Hiponatremia hipertônica (Osm > 295 mOsm/L)

  • Nestes casos, a hiponatremia é causada por diluição em razão da osmolaridade aumentada secundária à presença de outros solutos.
  • A maior causa deste tipo de hiponatremia são as grandes hiperglicemias.

Hiponatremia isotônica (Osm 280-295 mOsm/L)

  • São as chamadas pseudo-hiponatremias, que são artefatos na medição do sódio. O soro usualmente contém 7% de fase sólida por volume. Para reduzir o volume de sangue necessário para análise, o soro é diluído antes de sua mensuração. Se a fase sólida é aumentada, a mesma quantidade de diluente resulta em maior diluição levando à mensuração incorreta da natremia.
  • São condições que podem levar à pseudo-hiponatremia:
    • Proteínas séricas (paraproteinemias como no mieloma e na hiperbilirrubinemia, imunoglobulinas).
    • Hipertrigliceridemia.

Hiponatremia hipotônica (Osm < 280 mOsm/L)

  • Representam as hiponatremias verdadeiras. Estes tipos de hiponatremia podem ainda ser divididos, conforme o estado volêmico do paciente, em normovolêmico, hipovolêmico e hipervolêmico. As etiologias são especificadas nas Quadros 1, 2 e 3.

Quadro 1 Hiponatremia hipovolêmica (redução do volume extracelular).

Quadro 2 Hiponatremia hipervolêmica (aumento do volume extracelular).

Quadro 3 Hiponatremia euvolêmica (volume extracelular normal).

  • Medicações associadas à hiponatremia incluem:
  • A perda renal de sódio tem sido documentada em pacientes com distúrbios intracranianos, como hemorragia subaracnóidea.
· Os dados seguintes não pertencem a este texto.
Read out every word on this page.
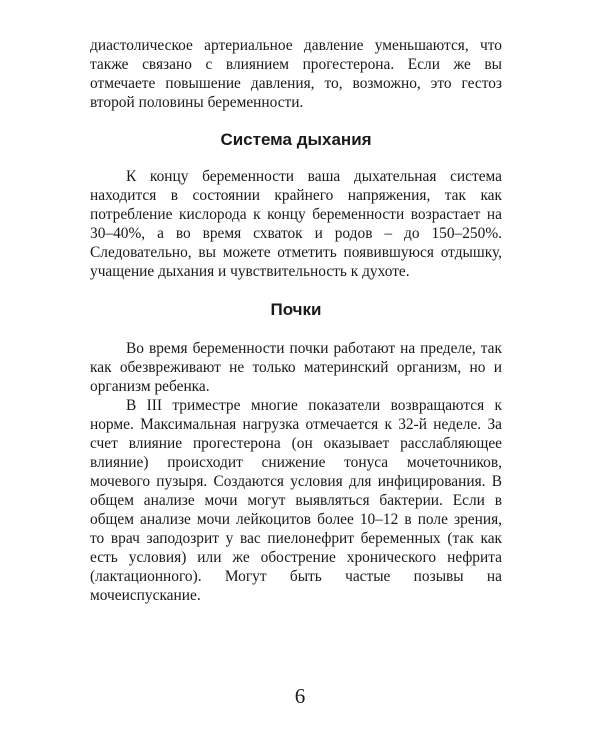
диастолическое артериальное давление уменьшаются, что также связано с влиянием прогестерона. Если же вы отмечаете повышение давления, то, возможно, это гестоз второй половины беременности.

Система дыхания

К концу беременности ваша дыхательная система находится в состоянии крайнего напряжения, так как потребление кислорода к концу беременности возрастает на 30–40%, а во время схваток и родов – до 150–250%. Следовательно, вы можете отметить появившуюся отдышку, учащение дыхания и чувствительность к духоте.

Почки

Во время беременности почки работают на пределе, так как обезвреживают не только материнский организм, но и организм ребенка.

В III триместре многие показатели возвращаются к норме. Максимальная нагрузка отмечается к 32-й неделе. За счет влияние прогестерона (он оказывает расслабляющее влияние) происходит снижение тонуса мочеточников, мочевого пузыря. Создаются условия для инфицирования. В общем анализе мочи могут выявляться бактерии. Если в общем анализе мочи лейкоцитов более 10–12 в поле зрения, то врач заподозрит у вас пиелонефрит беременных (так как есть условия) или же обострение хронического нефрита (лактационного). Могут быть частые позывы на мочеиспускание.

6
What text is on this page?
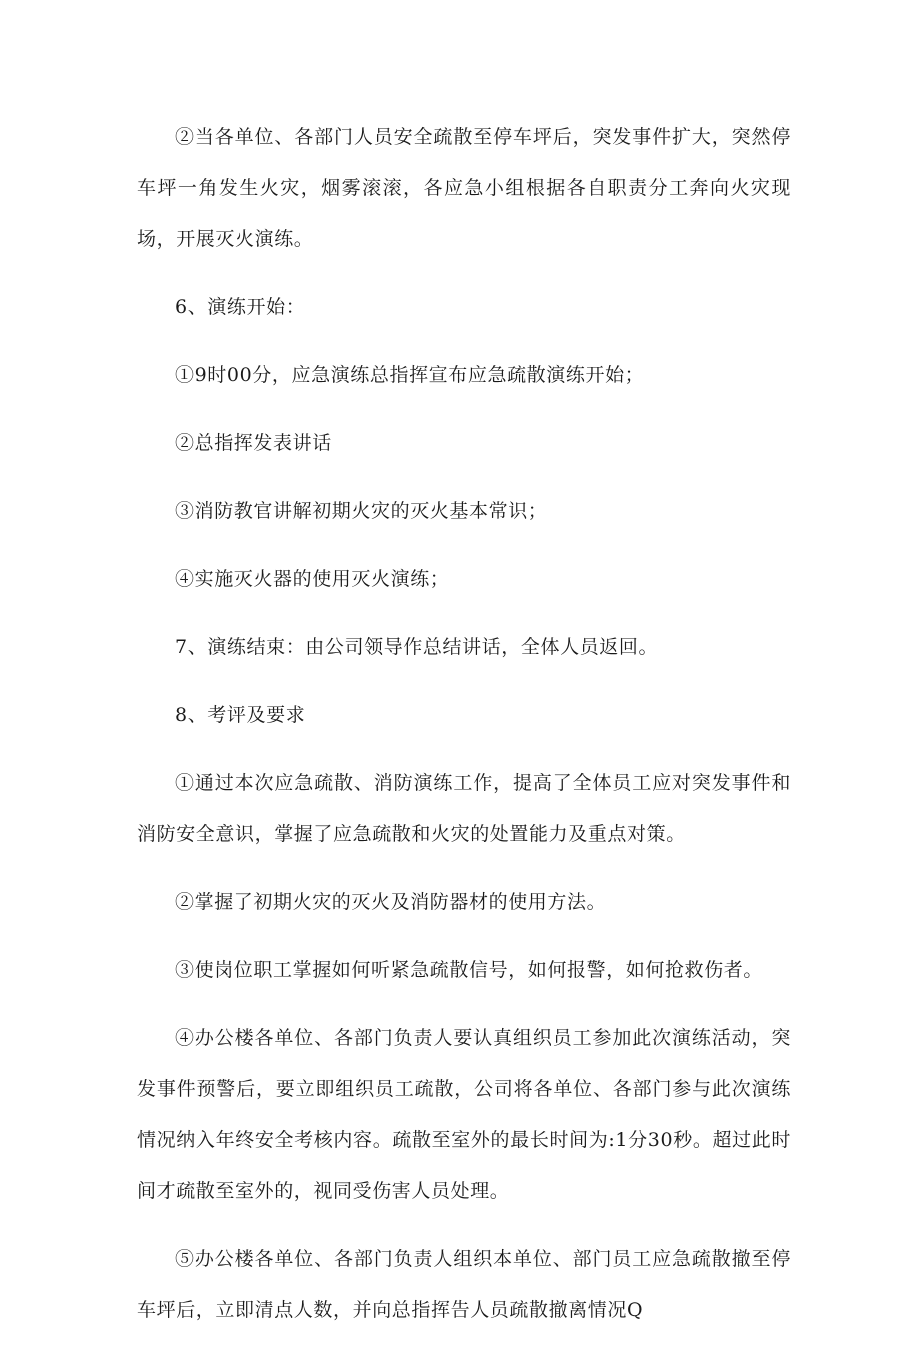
②当各单位、各部门人员安全疏散至停车坪后，突发事件扩大，突然停车坪一角发生火灾，烟雾滚滚，各应急小组根据各自职责分工奔向火灾现场，开展灭火演练。

6、演练开始：

①9时00分，应急演练总指挥宣布应急疏散演练开始；

②总指挥发表讲话

③消防教官讲解初期火灾的灭火基本常识；

④实施灭火器的使用灭火演练；

7、演练结束：由公司领导作总结讲话，全体人员返回。

8、考评及要求

①通过本次应急疏散、消防演练工作，提高了全体员工应对突发事件和消防安全意识，掌握了应急疏散和火灾的处置能力及重点对策。

②掌握了初期火灾的灭火及消防器材的使用方法。

③使岗位职工掌握如何听紧急疏散信号，如何报警，如何抢救伤者。

④办公楼各单位、各部门负责人要认真组织员工参加此次演练活动，突发事件预警后，要立即组织员工疏散，公司将各单位、各部门参与此次演练情况纳入年终安全考核内容。疏散至室外的最长时间为:1分30秒。超过此时间才疏散至室外的，视同受伤害人员处理。

⑤办公楼各单位、各部门负责人组织本单位、部门员工应急疏散撤至停车坪后，立即清点人数，并向总指挥告人员疏散撤离情况Q
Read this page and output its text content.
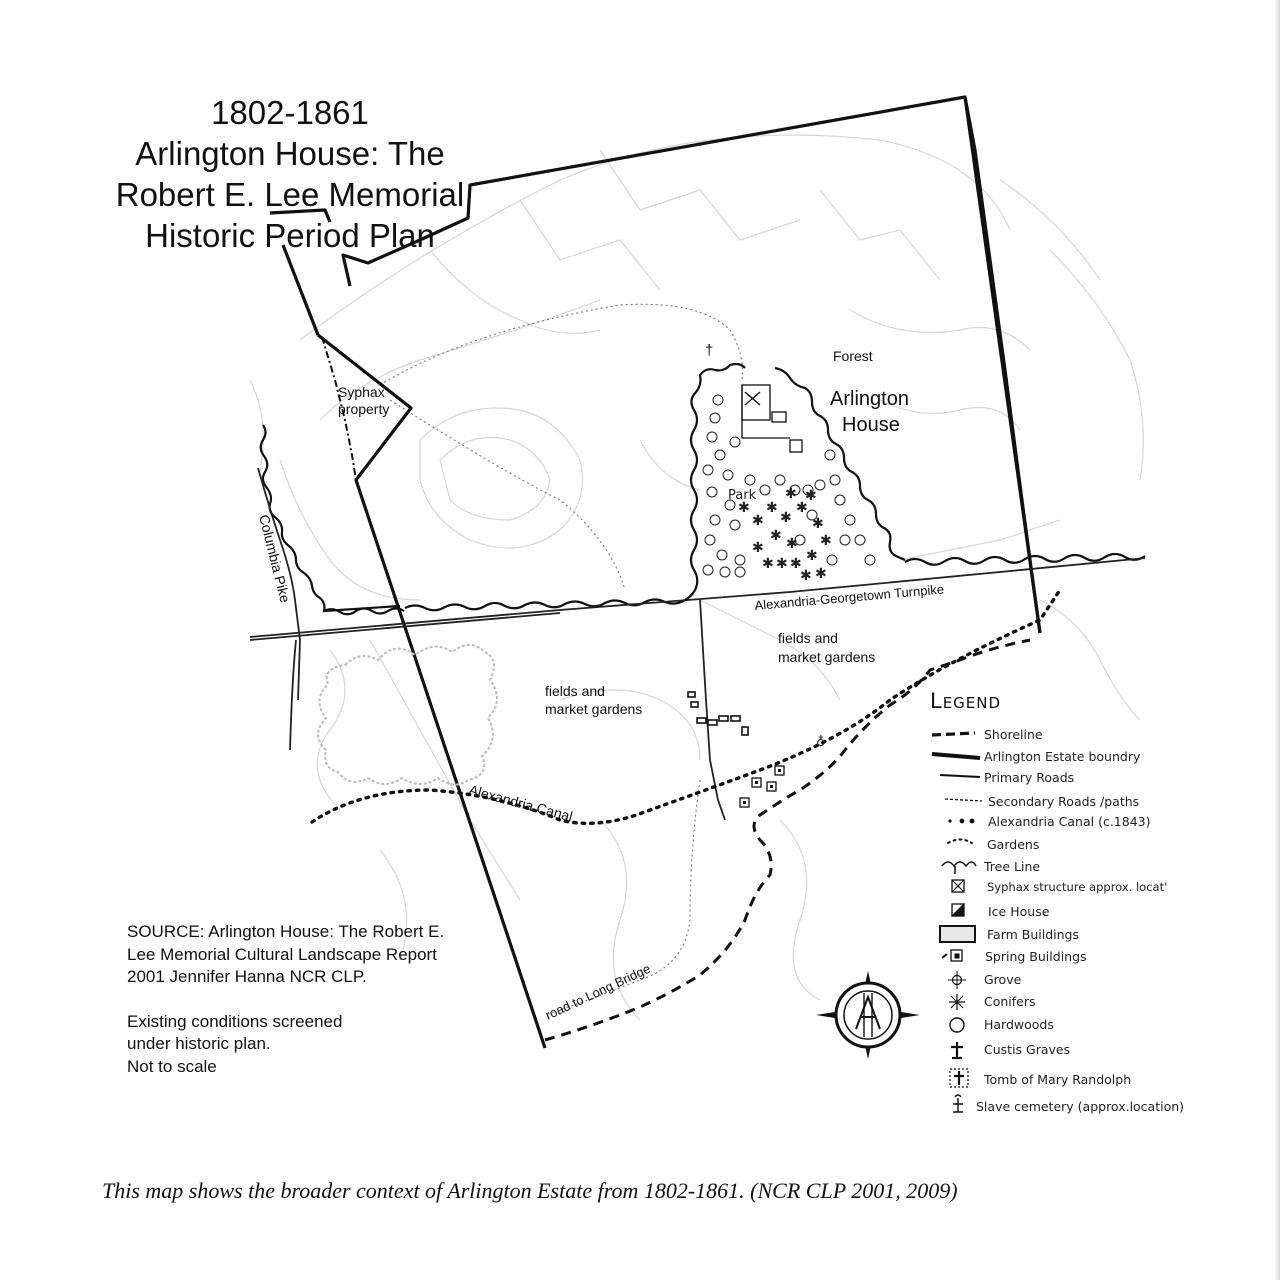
†
✱
✱
✱
✱
✱
✱
✱ ✱
✱
✱ ✱ ✱ ✱
✱
✱ ✱
✱ ✱
♁
Forest
Arlington
House
Syphax
property
Park
Columbia Pike	Alexandria-Georgetown Turnpike
fields and
market gardens
fields and
market gardens
Alexandria Canal
road to Long Bridge
1802-1861
Arlington House: The
Robert E. Lee Memorial
Historic Period Plan
Legend
Shoreline
Arlington Estate boundry
Primary Roads
Secondary Roads /paths
Alexandria Canal (c.1843)
Gardens
Tree Line
Syphax structure approx. locat'
Ice House
Farm Buildings
Spring Buildings
Grove
Conifers
Hardwoods
Custis Graves
Tomb of Mary Randolph
Slave cemetery (approx.location)
SOURCE: Arlington House: The Robert E.
Lee Memorial Cultural Landscape Report
2001 Jennifer Hanna NCR CLP.
Existing conditions screened
under historic plan.
Not to scale
This map shows the broader context of Arlington Estate from 1802-1861. (NCR CLP 2001, 2009)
Essa perda renal de sal é denominada síndrome cerebral perdedora de sal, e níveis aumentados de peptídeo natriurético cerebral têm sido implicados em sua patogênese.
  • A hiponatremia associada com insuficiência cardíaca grave e cirrose é um preditor independente de mortalidade nesses pacientes.
  • Pacientes em uso de 3,4 metileno-dioxi-metilanfetamina podem cursar com hiponatremia grave decorrente da síndrome da secreção inapropriada do hormônio antidiurético (SIADH) e aumento da sede. A hiponatremia costuma ser de rápida instalação, com sintomas graves como convulsões e coma.
  • A SIADH é a mais importante causa de hiponatremia euvolêmica. A secreção de ADH pode estar aumentada pela produção hipofisária ou ectópica. As principais características da SIADH são:
    • Hiponatremia hipotônica (Osm < 275 mOsm/kg).
    • Sem sinais de hipovolemia.
    • Sódio urinário aumentado (natriurese > 40 mEq/L ou 20-30 mmol/L).
    • Hipouricemia.
    • Creatinina normal ou baixa.
    • Ausência de outras causas claras de hiponatremia.
  • A SIADH pode apresentar múltiplas etiologias. Entre elas, devem-se citar:
    • Neoplasias malignas (carcinomas, principalmente o de pulmão, leucemia, linfoma, timoma etc.).
    • Distúrbios do sistema nervoso central (infecções, trauma, tumores e porfiria).
    • Doenças pulmonares (tuberculose, pneumonia, infecções fúngicas, abscesso pulmonar, ventilação mecânica).
    • Medicações (antidepressivos, clofibrato, carbamazepina etc.).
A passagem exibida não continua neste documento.